Con la Modernidad los hombres viajan como elefantes cargados de objetos y orlas, con una carga para el camello que se arrodilla para que sea impuesto su peso, a dónde va el hombre y su sombra, quizá estos sean algunos de los interrogantes que habitan en la cabeza de nuestro joven Raskólnikov, es la carga de la cosificación lo que envuelve al espíritu de la sociedad moderna. Vemos en el caso de Semión Zajárich la mano invisible que se sirve de sus donaciones como una especie de potestad divina, mientras Katerina Ivánovna es el cruce entro lo medio y lo muy bajo de la pirámide social, es el último ensueño del delirio Medieval, es la sombra de la caída del feudo y las pequeñas burguesías. Todos son sujetos de algo, de la enfermedad, de la miseria o de la soledad que impera en el alma de los oprimidos, de los que tensan sus cuerpos para retorcerse y luego despertar siendo viejos e inservibles para el sistema político y económico, son la lacra de un mundo mercantilista y despótico.
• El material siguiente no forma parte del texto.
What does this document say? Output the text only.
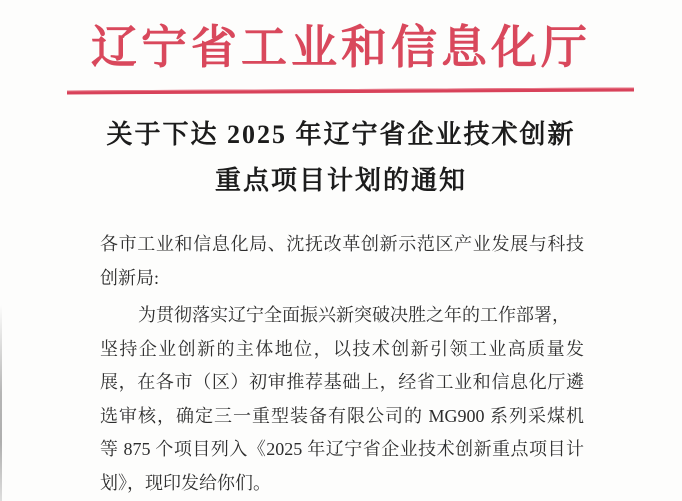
辽宁省工业和信息化厅
关于下达 2025 年辽宁省企业技术创新
重点项目计划的通知
各市工业和信息化局、沈抚改革创新示范区产业发展与科技
创新局:
为贯彻落实辽宁全面振兴新突破决胜之年的工作部署，
坚持企业创新的主体地位，以技术创新引领工业高质量发
展，在各市（区）初审推荐基础上，经省工业和信息化厅遴
选审核，确定三一重型装备有限公司的 MG900 系列采煤机
等 875 个项目列入《2025 年辽宁省企业技术创新重点项目计
划》，现印发给你们。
El mundo para Raskólnikov es toda una rareza, es decir, la rareza consiste en una pérdida total de sentimientos hacía el otro, hacía lo más sublime: sin duda que por parte de ella La puja por la vida se ha convertido en una expiación de las culpas y de los modelos psicológicos que la nueva sociedad ha venido entablando, dejar correr el río de la existencia misma para represase en oficinas, en fábricas, haciendo de la vida una total anarquía, por así decirlo: la meta del nuevo sistema de valores, los nuevos hombres deben ser mediocres en tanto el aumento de la fuerza laboral así lo requiere. Aunque, Raskólnikov esta por fuera del embrión utilitarista del sistema de la ciudad como modelo de vida, él si se mueve en ella como un autómata, como un virus que debe inocular su veneno hasta desplomarse y reiniciar de nuevo. Las viejas tetras de la familia se hacen de igual modo presente en el alma de nuestro joven amigo, es como si toda la lucha sísifa se hiciera una sola piedra, y esta a su vez en una montaña de interminables brazos que se tiene que recorrer día tras día y noche tras noche hasta el desplome de todos los conceptos morales de la humanidad ahora enciclopedista.
Si bien el mundo de la vida es ahora una tempestad de murciélagos que se orientan por el ruido de la moral ilustrada, Raskólnikov toma a la mujer como su palanca de acceso en busca de un perdón y de reconcilio con su estadio de la vida, e intenta alejarse del mundo como un Zaratustra para pasar por los estadios del Camello, el León y finalmente vuelve a ser niño en brazos de aquella que lo acoge y lo devuelve al mundo hecho un despojo atomizado por la mundaneidad desarrollista del mercantilismo europeo. Por consiguiente el mundo para el héroe es la casa donde habita el poeta, el demonio y Dios. Lugar donde se fabrican las anti-poesías que dan origen a la locura y en mayor proporción la lujuria como ultimo bastión donde el cuerpo reside y la muerte habita.